Comparison of the final percentage of infectious individuals in given hospitals/community-nodes.
Healthcare facilities are ordered by the average size of hospitals, the smallest first. Transmission was started by a single infectious patient originating from a given facility, and the results are averaged out through all initial facilities. However, differences in the final prevalence between initial originating facilities are negligible.
Fig 10.
Effect of the change of SIS parameters on MRSA network-wide prevalence.
(a) Effect of the change of the transmission rate on the percentage of susceptible (blue) and infectious (red) individuals in the healthcare facilities network. (b) Effect of the change of the recovery rate on the percentage of susceptible (blue) and infectious (red) individuals in the healthcare facility network. Initial fraction of the colonized individuals is 0.1% uniformly distributed in the whole population. Sets of parameters being perturbations of the SIS reference values reported in Table 1 (set type: MRSA) as indicated in legends.
Fig 11.
Dependence of MRSA network-wide prevalence in healthcare facilities and corresponding community-nodes (reported for the last day) on different values of γc parameter in the community-nodes.

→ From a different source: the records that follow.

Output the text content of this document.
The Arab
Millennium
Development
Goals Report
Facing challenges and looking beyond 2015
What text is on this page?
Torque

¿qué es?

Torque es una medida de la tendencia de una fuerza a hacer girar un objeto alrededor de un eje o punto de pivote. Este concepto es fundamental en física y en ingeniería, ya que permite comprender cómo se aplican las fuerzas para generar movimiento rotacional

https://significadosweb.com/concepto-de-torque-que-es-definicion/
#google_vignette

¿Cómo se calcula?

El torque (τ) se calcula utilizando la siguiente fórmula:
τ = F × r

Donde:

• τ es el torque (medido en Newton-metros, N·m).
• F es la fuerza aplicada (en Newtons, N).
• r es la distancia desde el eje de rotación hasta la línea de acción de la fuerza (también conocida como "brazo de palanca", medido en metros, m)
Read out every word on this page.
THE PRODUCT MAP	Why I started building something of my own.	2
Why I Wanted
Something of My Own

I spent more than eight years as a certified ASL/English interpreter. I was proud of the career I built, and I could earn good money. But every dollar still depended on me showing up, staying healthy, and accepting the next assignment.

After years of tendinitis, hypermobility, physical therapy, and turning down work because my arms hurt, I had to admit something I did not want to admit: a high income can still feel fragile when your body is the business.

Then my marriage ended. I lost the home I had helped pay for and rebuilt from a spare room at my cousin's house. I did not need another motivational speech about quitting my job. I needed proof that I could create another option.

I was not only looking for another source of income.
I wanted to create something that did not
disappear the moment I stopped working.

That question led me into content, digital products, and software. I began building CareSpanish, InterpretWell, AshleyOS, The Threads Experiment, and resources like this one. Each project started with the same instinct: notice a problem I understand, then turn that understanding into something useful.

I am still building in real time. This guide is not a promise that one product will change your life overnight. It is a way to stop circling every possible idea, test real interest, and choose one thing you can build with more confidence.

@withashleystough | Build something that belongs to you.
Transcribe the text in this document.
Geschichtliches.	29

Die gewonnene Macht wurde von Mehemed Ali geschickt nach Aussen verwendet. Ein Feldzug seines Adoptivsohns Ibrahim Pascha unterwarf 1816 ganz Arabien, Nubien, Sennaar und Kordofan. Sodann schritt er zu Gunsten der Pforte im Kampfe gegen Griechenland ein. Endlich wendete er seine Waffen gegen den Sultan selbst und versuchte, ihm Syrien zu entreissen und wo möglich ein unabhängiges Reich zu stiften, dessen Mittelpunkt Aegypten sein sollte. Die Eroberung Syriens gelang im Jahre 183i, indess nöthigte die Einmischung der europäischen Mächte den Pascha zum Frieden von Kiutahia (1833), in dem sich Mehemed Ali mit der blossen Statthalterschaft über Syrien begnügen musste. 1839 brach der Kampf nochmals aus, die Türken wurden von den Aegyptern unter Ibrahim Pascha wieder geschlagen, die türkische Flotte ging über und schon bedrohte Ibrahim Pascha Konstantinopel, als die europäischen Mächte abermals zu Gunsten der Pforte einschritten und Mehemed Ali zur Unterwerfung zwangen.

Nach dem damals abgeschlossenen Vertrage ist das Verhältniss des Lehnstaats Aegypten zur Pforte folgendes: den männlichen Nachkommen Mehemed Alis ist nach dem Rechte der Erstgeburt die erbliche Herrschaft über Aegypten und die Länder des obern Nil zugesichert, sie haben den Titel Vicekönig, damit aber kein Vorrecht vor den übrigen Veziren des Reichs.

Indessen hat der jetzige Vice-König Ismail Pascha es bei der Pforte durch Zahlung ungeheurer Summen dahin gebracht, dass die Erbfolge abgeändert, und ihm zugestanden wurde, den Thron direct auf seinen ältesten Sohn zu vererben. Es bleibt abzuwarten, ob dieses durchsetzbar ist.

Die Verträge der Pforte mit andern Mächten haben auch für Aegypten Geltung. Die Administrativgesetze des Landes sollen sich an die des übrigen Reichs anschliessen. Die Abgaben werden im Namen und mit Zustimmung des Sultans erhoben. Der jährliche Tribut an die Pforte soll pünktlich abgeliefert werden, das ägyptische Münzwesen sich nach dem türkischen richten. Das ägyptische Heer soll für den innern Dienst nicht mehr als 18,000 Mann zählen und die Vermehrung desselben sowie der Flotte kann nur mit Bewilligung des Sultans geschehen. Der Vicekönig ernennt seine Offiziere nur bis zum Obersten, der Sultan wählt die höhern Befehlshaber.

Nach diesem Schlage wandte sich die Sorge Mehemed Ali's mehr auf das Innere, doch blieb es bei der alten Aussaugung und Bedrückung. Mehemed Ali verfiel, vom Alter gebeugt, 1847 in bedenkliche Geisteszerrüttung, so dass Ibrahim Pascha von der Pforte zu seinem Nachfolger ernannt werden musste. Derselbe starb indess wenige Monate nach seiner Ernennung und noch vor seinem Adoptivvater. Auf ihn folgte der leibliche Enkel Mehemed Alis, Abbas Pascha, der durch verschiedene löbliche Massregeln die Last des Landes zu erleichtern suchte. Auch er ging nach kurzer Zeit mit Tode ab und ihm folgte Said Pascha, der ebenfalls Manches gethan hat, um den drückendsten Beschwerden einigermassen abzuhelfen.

Parameter γh = 1/365 is kept constant for all the hospitals. Initial fraction of the infectious individuals is 0.1% uniformly distributed in the whole population. (a) Data presented on log-log scale. (b) Data presented on semilog(x) scale.
Fig 12.
Final MRSA prevalence in the individual healthcare facilities and community-nodes.
Final prevalence in the individual healthcare facilities and community-nodes depending on the value of γc parameter (vertical axis) for: (a) all considered hospitals, (b) corresponding community nodes. Initial condition for all simulations is the same: 0.1% uniformly-distributed colonized patients. Facilities are sorted by increasing average size.
Fig 13.
System-wide phase ends in healthcare facilities and correlation coefficients.
(a) System-wide phase ends in healthcare facilities for different γc. (b) Dependence of the correlation coefficients on γc value (semi-log scale), corrA is the correlation coefficient between final hospital prevalences and corresponding communities prevalences; corrB—correlation coefficient between final hospital prevalences and average length of stay in hospitals; corrC—correlation coefficient between final community prevalences and average length of stay in corresponding hospitals; corrD—final prevalence in hospitals and hospital in-degrees; corrE—final prevalence in hospitals and hospital out-degrees; corrF—final prevalence in community nodes and community out-degrees. Initial condition for all simulations is the same 0.1% uniformly-distributed colonized patients.
Fig 14.
Distribution of length of stay and the dependence between the average length of stay and average prevalence.
(a) Distribution of length of stay (in days) for all the considered hospitals (164 units). (b) Average length of stay vs. average prevalence calculated for each hospital.